Чиж указал на двух парней, которые тащили к машине грубо сколоченный ящик.
— Эстетика здесь не нужна, и занозы покойнику не страшны. Главное — прочность.
Чиж выпрыгнул из машины и открыл задние дверцы. Гроб втолкнули в салон, и Чиж вернулся на место.
Когда они приехали к старому дому на Таганке, уже совсем стемнело.
Ночь ожидалась лунной, безветренной. В воздухе веял весной.

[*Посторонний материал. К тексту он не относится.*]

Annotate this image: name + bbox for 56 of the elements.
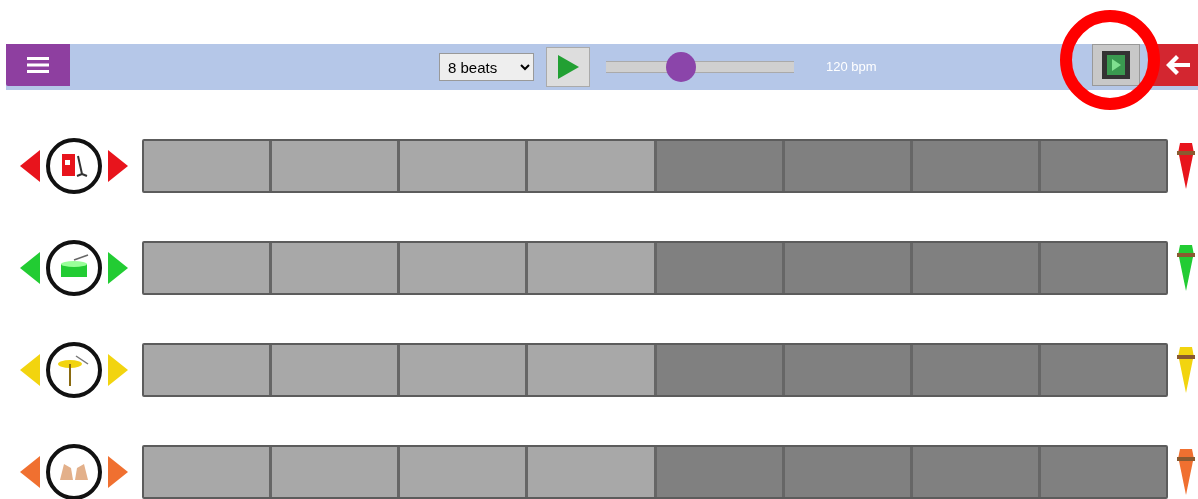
beat-cell[interactable] (144, 447, 270, 497)
previous-instrument-arrow[interactable] (20, 456, 40, 488)
beat-cell[interactable] (656, 243, 782, 293)
snare-drum-icon[interactable] (46, 240, 102, 296)
next-instrument-arrow[interactable] (108, 252, 128, 284)
beat-cell[interactable] (144, 243, 270, 293)
beat-cell[interactable] (272, 447, 398, 497)
beat-cell[interactable] (784, 243, 910, 293)
beat-cell[interactable] (656, 141, 782, 191)
menu-icon (27, 56, 49, 74)
beat-cell[interactable] (784, 345, 910, 395)
beat-cell[interactable] (400, 243, 526, 293)
next-instrument-arrow[interactable] (108, 456, 128, 488)
beat-cell[interactable] (1040, 141, 1166, 191)
beat-cell[interactable] (656, 345, 782, 395)
beat-cell[interactable] (144, 345, 270, 395)
beat-cell[interactable] (272, 141, 398, 191)
beat-cell[interactable] (528, 447, 654, 497)
beat-cell[interactable] (528, 345, 654, 395)
beat-cell[interactable] (528, 141, 654, 191)
beats-dropdown[interactable]: 8 beats (439, 53, 534, 81)
beat-cell[interactable] (400, 141, 526, 191)
play-button[interactable] (546, 47, 590, 87)
beat-cell[interactable] (528, 243, 654, 293)
beat-cell[interactable] (656, 447, 782, 497)
beat-cell[interactable] (912, 345, 1038, 395)
previous-instrument-arrow[interactable] (20, 252, 40, 284)
beat-cell[interactable] (144, 141, 270, 191)
play-icon (556, 54, 580, 80)
pin-icon[interactable] (1177, 449, 1195, 495)
hands-icon[interactable] (46, 444, 102, 499)
pin-icon[interactable] (1177, 347, 1195, 393)
back-arrow-icon (1166, 55, 1190, 75)
tempo-label: 120 bpm (826, 58, 877, 77)
beat-cell[interactable] (272, 345, 398, 395)
beat-cell[interactable] (272, 243, 398, 293)
beat-cell[interactable] (1040, 345, 1166, 395)
next-instrument-arrow[interactable] (108, 150, 128, 182)
beat-cell[interactable] (400, 447, 526, 497)
menu-button[interactable] (6, 44, 70, 86)
beat-cell[interactable] (912, 447, 1038, 497)
beat-cell[interactable] (784, 447, 910, 497)
beat-cell[interactable] (784, 141, 910, 191)
kick-drum-icon[interactable] (46, 138, 102, 194)
slider-thumb[interactable] (666, 52, 697, 82)
beat-cell[interactable] (912, 243, 1038, 293)
beat-cell[interactable] (400, 345, 526, 395)
film-play-icon (1101, 50, 1131, 80)
video-button[interactable] (1092, 44, 1140, 86)
cymbal-icon[interactable] (46, 342, 102, 398)
previous-instrument-arrow[interactable] (20, 150, 40, 182)
pin-icon[interactable] (1177, 245, 1195, 291)
pin-icon[interactable] (1177, 143, 1195, 189)
beat-cell[interactable] (1040, 243, 1166, 293)
beat-cell[interactable] (912, 141, 1038, 191)
beat-cell[interactable] (1040, 447, 1166, 497)
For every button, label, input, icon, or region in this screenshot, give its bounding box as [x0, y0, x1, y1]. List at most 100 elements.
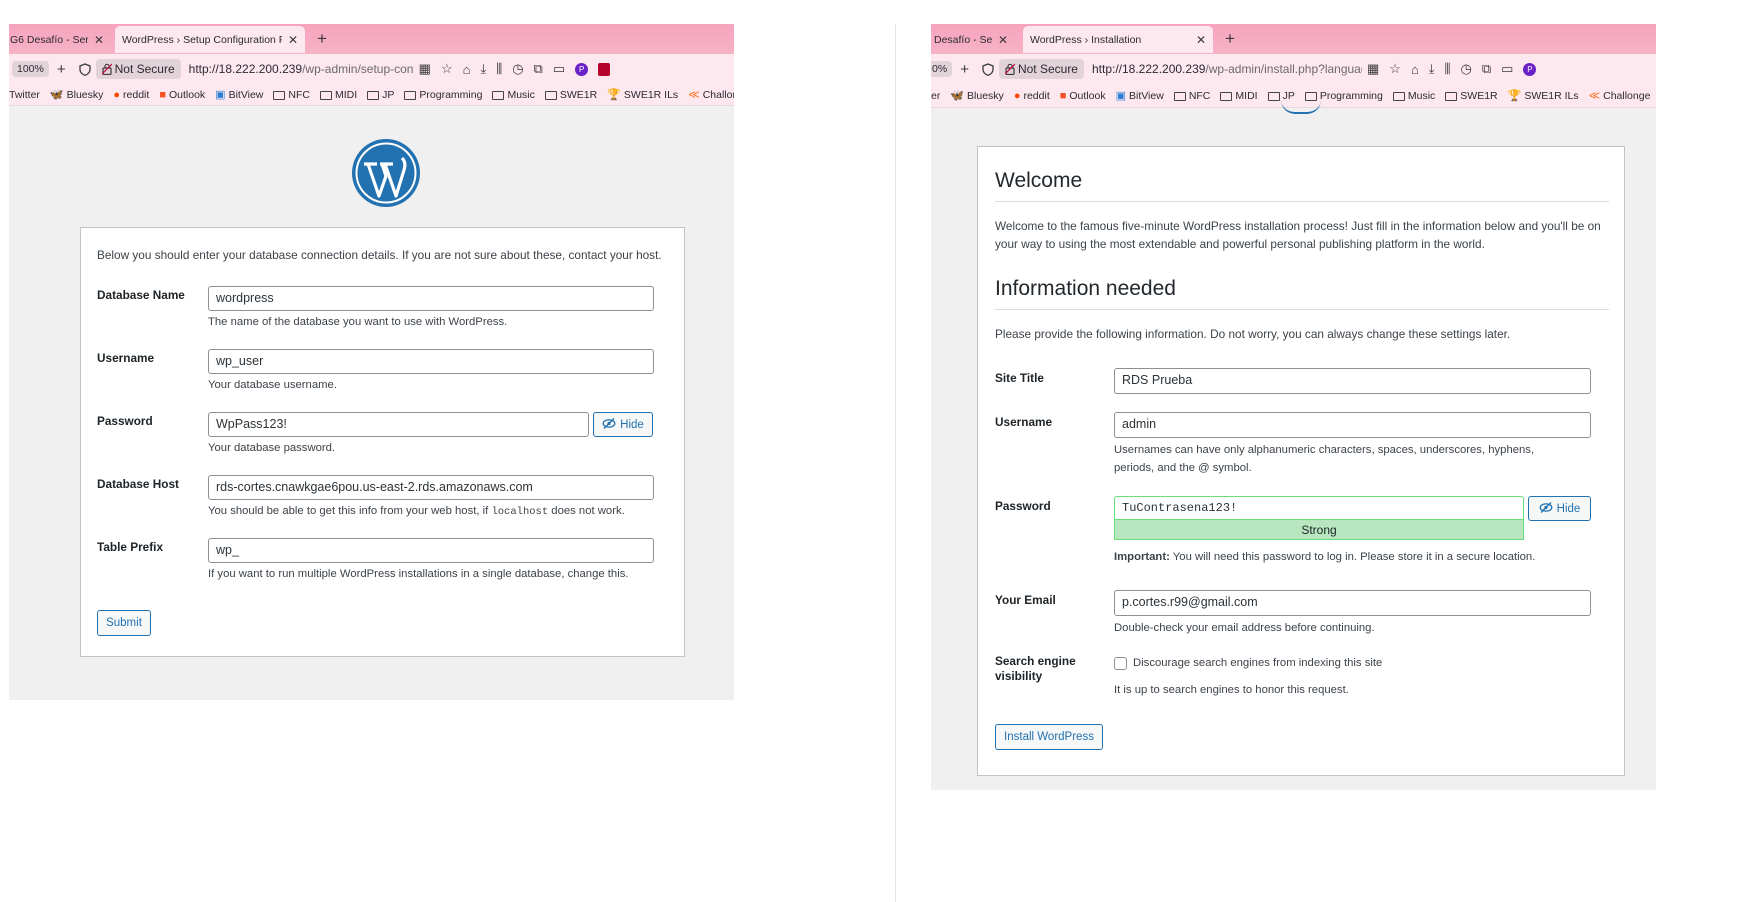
- discourage-search-checkbox[interactable]: [1114, 657, 1127, 670]
- ublock-icon[interactable]: [598, 62, 611, 76]
- bookmark-swe1r-ils[interactable]: 🏆 SWE1R ILs: [607, 88, 678, 102]
- new-tab-button[interactable]: +: [1225, 29, 1235, 49]
- tab-setup-config[interactable]: WordPress › Setup Configuration File ✕: [115, 26, 305, 53]
- profile-icon[interactable]: P: [575, 62, 589, 76]
- wordpress-logo[interactable]: [351, 138, 421, 208]
- history-icon[interactable]: ◷: [512, 61, 523, 77]
- bookmark-outlook[interactable]: ■ Outlook: [1060, 90, 1106, 102]
- bookmark-star-icon[interactable]: ☆: [1389, 61, 1401, 77]
- bookmark-label: Outlook: [168, 88, 206, 101]
- bookmark-bluesky[interactable]: 🦋 Bluesky: [50, 88, 103, 102]
- zoom-in-button[interactable]: +: [57, 61, 66, 78]
- close-tab-icon[interactable]: ✕: [94, 33, 104, 47]
- email-input[interactable]: p.cortes.r99@gmail.com: [1114, 590, 1591, 616]
- library-icon[interactable]: ⫼: [496, 61, 502, 77]
- screenshot-icon[interactable]: ⧉: [1482, 61, 1491, 77]
- bookmark-folder-nfc[interactable]: NFC: [1173, 90, 1210, 102]
- download-icon[interactable]: ⤓: [480, 61, 486, 77]
- bookmark-bitview[interactable]: ▣ BitView: [1115, 89, 1164, 103]
- bookmark-folder-jp[interactable]: JP: [367, 89, 394, 101]
- tracking-shield-icon[interactable]: [78, 62, 91, 76]
- bookmark-folder-nfc[interactable]: NFC: [273, 89, 310, 101]
- new-tab-button[interactable]: +: [317, 29, 327, 49]
- trophy-icon: 🏆: [607, 89, 621, 101]
- bookmark-twitter[interactable]: Twitter: [9, 89, 40, 101]
- tab-label: G6 Desafío - Servicios: [10, 33, 88, 46]
- bookmark-folder-swe1r[interactable]: SWE1R: [1445, 90, 1498, 102]
- bookmark-label: JP: [382, 88, 395, 101]
- microsoft-icon: ■: [159, 88, 166, 101]
- folder-icon: [1173, 92, 1186, 101]
- password-input[interactable]: TuContrasena123!: [1114, 496, 1524, 520]
- close-tab-icon[interactable]: ✕: [1196, 33, 1206, 47]
- download-icon[interactable]: ⤓: [1429, 61, 1435, 77]
- reader-view-icon[interactable]: ▭: [553, 61, 565, 77]
- bookmark-reddit[interactable]: ● reddit: [113, 89, 149, 101]
- tracking-shield-icon[interactable]: [982, 62, 994, 76]
- hide-password-button[interactable]: Hide: [1528, 496, 1591, 521]
- bookmark-folder-music[interactable]: Music: [492, 89, 535, 101]
- zoom-in-button[interactable]: +: [960, 61, 969, 78]
- zoom-level[interactable]: 0%: [931, 61, 953, 77]
- pocket-icon[interactable]: ⌂: [463, 62, 471, 77]
- zoom-level[interactable]: 100%: [12, 61, 49, 77]
- not-secure-indicator[interactable]: Not Secure: [998, 59, 1084, 79]
- url-host: http://18.222.200.239: [1091, 62, 1206, 76]
- url-bar[interactable]: http://18.222.200.239/wp-admin/install.p…: [1092, 62, 1362, 76]
- database-host-input[interactable]: rds-cortes.cnawkgae6pou.us-east-2.rds.am…: [208, 475, 654, 500]
- password-input[interactable]: WpPass123!: [208, 412, 589, 437]
- folder-icon: [1267, 92, 1280, 101]
- close-tab-icon[interactable]: ✕: [288, 33, 298, 47]
- close-tab-icon[interactable]: ✕: [998, 33, 1008, 47]
- pocket-icon[interactable]: ⌂: [1411, 62, 1419, 77]
- tab-desafio[interactable]: Desafío - Servicios ✕: [931, 26, 1015, 53]
- bookmark-challonge[interactable]: ≪Challonge: [1589, 89, 1651, 103]
- eye-slash-icon: [602, 417, 616, 432]
- bitview-icon: ▣: [1115, 90, 1126, 102]
- bookmark-folder-programming[interactable]: Programming: [404, 89, 482, 101]
- username-input[interactable]: wp_user: [208, 349, 654, 374]
- bookmark-outlook[interactable]: ■ Outlook: [159, 89, 205, 101]
- history-icon[interactable]: ◷: [1461, 61, 1472, 77]
- install-wordpress-button[interactable]: Install WordPress: [995, 724, 1103, 750]
- bookmark-reddit[interactable]: ● reddit: [1014, 90, 1050, 102]
- table-prefix-label: Table Prefix: [97, 540, 164, 554]
- username-input[interactable]: admin: [1114, 412, 1591, 438]
- url-path: /wp-admin/setup-config.php: [302, 62, 414, 76]
- url-host: http://18.222.200.239: [188, 62, 303, 76]
- table-prefix-input[interactable]: wp_: [208, 538, 654, 563]
- divider: [895, 24, 896, 902]
- bookmark-bluesky[interactable]: 🦋 Bluesky: [950, 89, 1003, 103]
- bookmark-swe1r-ils[interactable]: 🏆 SWE1R ILs: [1508, 89, 1579, 103]
- discourage-search-label[interactable]: Discourage search engines from indexing …: [1133, 654, 1382, 672]
- database-host-label: Database Host: [97, 477, 179, 491]
- folder-icon: [367, 91, 380, 100]
- library-icon[interactable]: ⫼: [1445, 61, 1451, 77]
- tab-label: WordPress › Setup Configuration File: [122, 33, 282, 46]
- not-secure-indicator[interactable]: Not Secure: [95, 59, 181, 79]
- password-help: Your database password.: [208, 442, 336, 454]
- installation-window: Desafío - Servicios ✕ WordPress › Instal…: [931, 24, 1656, 790]
- bookmark-star-icon[interactable]: ☆: [441, 61, 453, 77]
- hide-password-button[interactable]: Hide: [593, 412, 653, 437]
- bookmark-challonge[interactable]: ≪Challonge: [688, 88, 734, 102]
- bookmark-folder-midi[interactable]: MIDI: [319, 89, 357, 101]
- bookmark-twitter[interactable]: er: [931, 90, 940, 102]
- url-bar[interactable]: http://18.222.200.239/wp-admin/setup-con…: [189, 62, 414, 76]
- tab-bar: G6 Desafío - Servicios ✕ WordPress › Set…: [9, 24, 734, 54]
- site-title-input[interactable]: RDS Prueba: [1114, 368, 1591, 394]
- database-name-input[interactable]: wordpress: [208, 286, 654, 311]
- screenshot-icon[interactable]: ⧉: [534, 61, 543, 77]
- bookmark-folder-swe1r[interactable]: SWE1R: [544, 89, 597, 101]
- qr-code-icon[interactable]: ▦: [1367, 61, 1379, 77]
- tab-g6-desafio[interactable]: G6 Desafío - Servicios ✕: [9, 26, 111, 53]
- profile-icon[interactable]: P: [1523, 62, 1537, 76]
- bookmark-folder-music[interactable]: Music: [1392, 90, 1435, 102]
- bookmark-bitview[interactable]: ▣ BitView: [215, 88, 263, 102]
- tab-installation[interactable]: WordPress › Installation ✕: [1023, 26, 1213, 53]
- database-host-help: You should be able to get this info from…: [208, 502, 625, 521]
- bookmark-folder-midi[interactable]: MIDI: [1220, 90, 1258, 102]
- reader-view-icon[interactable]: ▭: [1501, 61, 1513, 77]
- submit-button[interactable]: Submit: [97, 610, 151, 636]
- qr-code-icon[interactable]: ▦: [419, 61, 431, 77]
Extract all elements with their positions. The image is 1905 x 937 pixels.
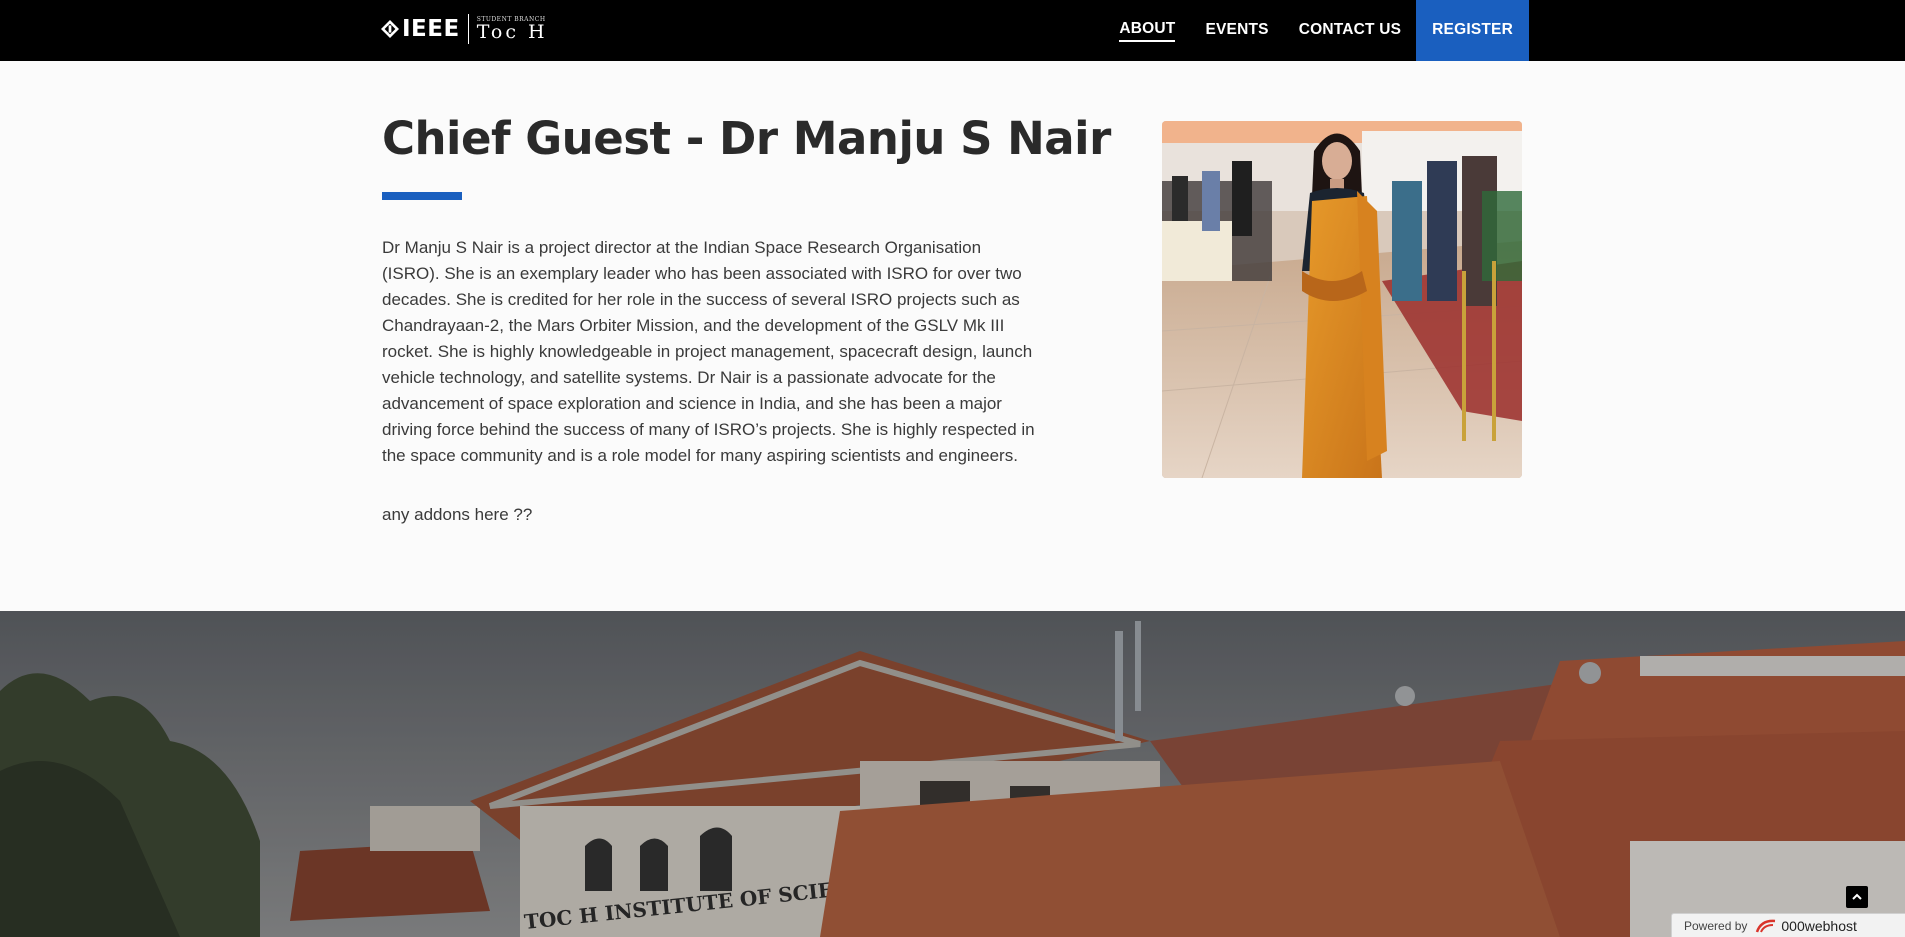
- nav-contact-us-label: CONTACT US: [1298, 20, 1402, 38]
- webhost-logo-icon: [1756, 919, 1776, 933]
- logo-divider: [467, 14, 469, 44]
- register-button[interactable]: REGISTER: [1416, 0, 1529, 61]
- host-brand: 000webhost: [1755, 918, 1857, 934]
- chief-guest-photo: [1162, 121, 1522, 478]
- scroll-to-top-button[interactable]: [1846, 886, 1868, 908]
- nav-contact-us[interactable]: CONTACT US: [1284, 0, 1416, 61]
- host-name: 000webhost: [1781, 918, 1857, 934]
- guest-bio: Dr Manju S Nair is a project director at…: [382, 238, 1035, 465]
- site-logo[interactable]: IEEE STUDENT BRANCH Toc H: [381, 13, 548, 45]
- nav-about[interactable]: ABOUT: [1104, 0, 1190, 61]
- chevron-up-icon: [1852, 893, 1862, 900]
- title-underline: [382, 192, 462, 200]
- branch-wordmark: STUDENT BRANCH Toc H: [476, 16, 548, 43]
- campus-banner: TOC H INSTITUTE OF SCIENCE & TECHNOLOGY: [0, 611, 1905, 937]
- ieee-logo: IEEE: [381, 16, 460, 42]
- powered-by-badge[interactable]: Powered by 000webhost: [1671, 913, 1905, 937]
- nav-events[interactable]: EVENTS: [1190, 0, 1283, 61]
- ieee-wordmark: IEEE: [402, 16, 460, 42]
- top-navbar: IEEE STUDENT BRANCH Toc H ABOUT EVENTS C…: [0, 0, 1905, 61]
- nav-about-label: ABOUT: [1119, 20, 1176, 42]
- main-nav: ABOUT EVENTS CONTACT US REGISTER: [1104, 0, 1529, 61]
- ieee-diamond-icon: [381, 20, 399, 38]
- nav-events-label: EVENTS: [1205, 20, 1269, 38]
- powered-by-text: Powered by: [1684, 919, 1748, 933]
- addons-text: any addons here ??: [382, 505, 533, 524]
- page-title: Chief Guest - Dr Manju S Nair: [382, 112, 1111, 165]
- register-button-label: REGISTER: [1432, 20, 1513, 38]
- branch-name: Toc H: [476, 20, 548, 43]
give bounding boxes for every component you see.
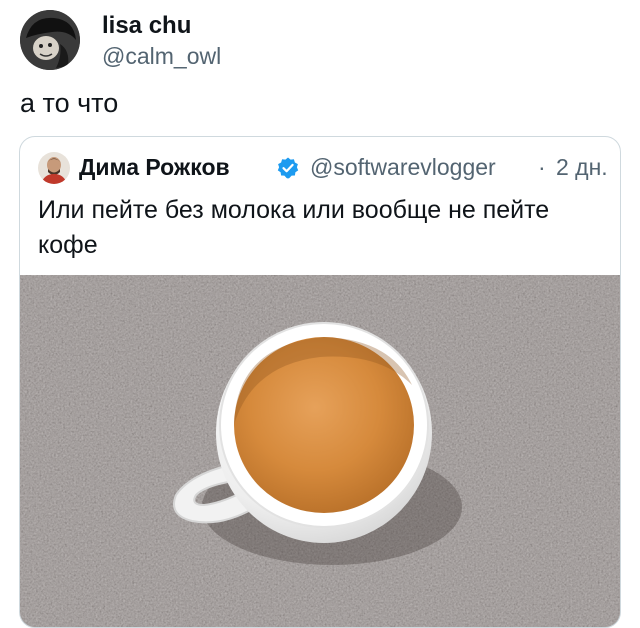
quoted-author-handle[interactable]: @softwarevlogger — [310, 154, 496, 181]
author-avatar[interactable] — [20, 10, 80, 70]
quoted-tweet-photo[interactable] — [20, 275, 620, 627]
quoted-tweet[interactable]: Дима Рожков @softwarevlogger · 2 дн. Или… — [19, 136, 621, 628]
author-handle[interactable]: @calm_owl — [102, 43, 221, 70]
author-name[interactable]: lisa chu — [102, 12, 191, 40]
verified-badge-icon — [276, 156, 300, 180]
tweet-text: а то что — [20, 88, 119, 118]
separator-dot: · — [538, 154, 546, 180]
tweet-author: lisa chu @calm_owl — [20, 10, 620, 72]
quoted-tweet-text: Или пейте без молока или вообще не пейте… — [38, 196, 550, 259]
quoted-tweet-time[interactable]: 2 дн. — [556, 154, 608, 181]
quoted-author-avatar[interactable] — [38, 152, 70, 184]
quoted-author-name[interactable]: Дима Рожков — [79, 154, 230, 181]
quoted-tweet-header: Дима Рожков @softwarevlogger · 2 дн. — [38, 151, 608, 187]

Чиж указал на окна подъезда.
— На четвертом этаже у окна сигаретный огонек и на шестом. Мопс живет на пятом. Ничего не боится. Двое лохов его охраняют да дверь железная.
— Самоуверенный фрукт.
Мопс жил в трехкомнатной квартире перестроенного дома. Он родился на Таганке и не хотел жить в другом районе. Его покойный отец работал надзирателем в ныне сломанной таганской тюрьме, а сынок учился в ремеслухе, тут же через два дома. Теперь Мопсу стукнуло шестьдесят, и он гордился тем, что за всю жизнь ни разу не болел и не брал больничный. Здоровьем Бог его не обидел, и Мопс собирался еще долго жить. Лизунчик, а точнее, Елизавета Тихоновна, коротала с Мопсом все свое свободное время. Жили они тихо, спокойно. Лизунчик работала на продуктовом складе и, несмотря на уговоры благоверного, работу оставлять не хотела. Заботы о детях и внуках их не тяготили, наследников Бог им не послал. Зимой жили в Москве, летом на даче. Сошлись они, когда Лизе стукнуло сорок и она вышла после восьмилетней отсидки. Тут Мопс ее и подобрал. А знал-то он ее до тюрьмы, когда Елизавета управляла крупным гастрономом, а он ходил в участковых. Но в те времена бабенку обхаживали мужички «первый сорт», и не с его собачьей рожей да кепкой с кокардой в женихи лезть. Но Мопс был мужиком терпеливым и настырным. Он свое получил.
Так двадцать годков и прожили. Мопс уже давно никого не боялся.
Все его недоброжелатели ушли в мир иной. Сколько их было, он не помнил.
Покойников не считают. Главный могильщик Хлыста не вел дневников, не заводил амбарных книг, но если от кого-то веяло опасностью, человек этот исчезал.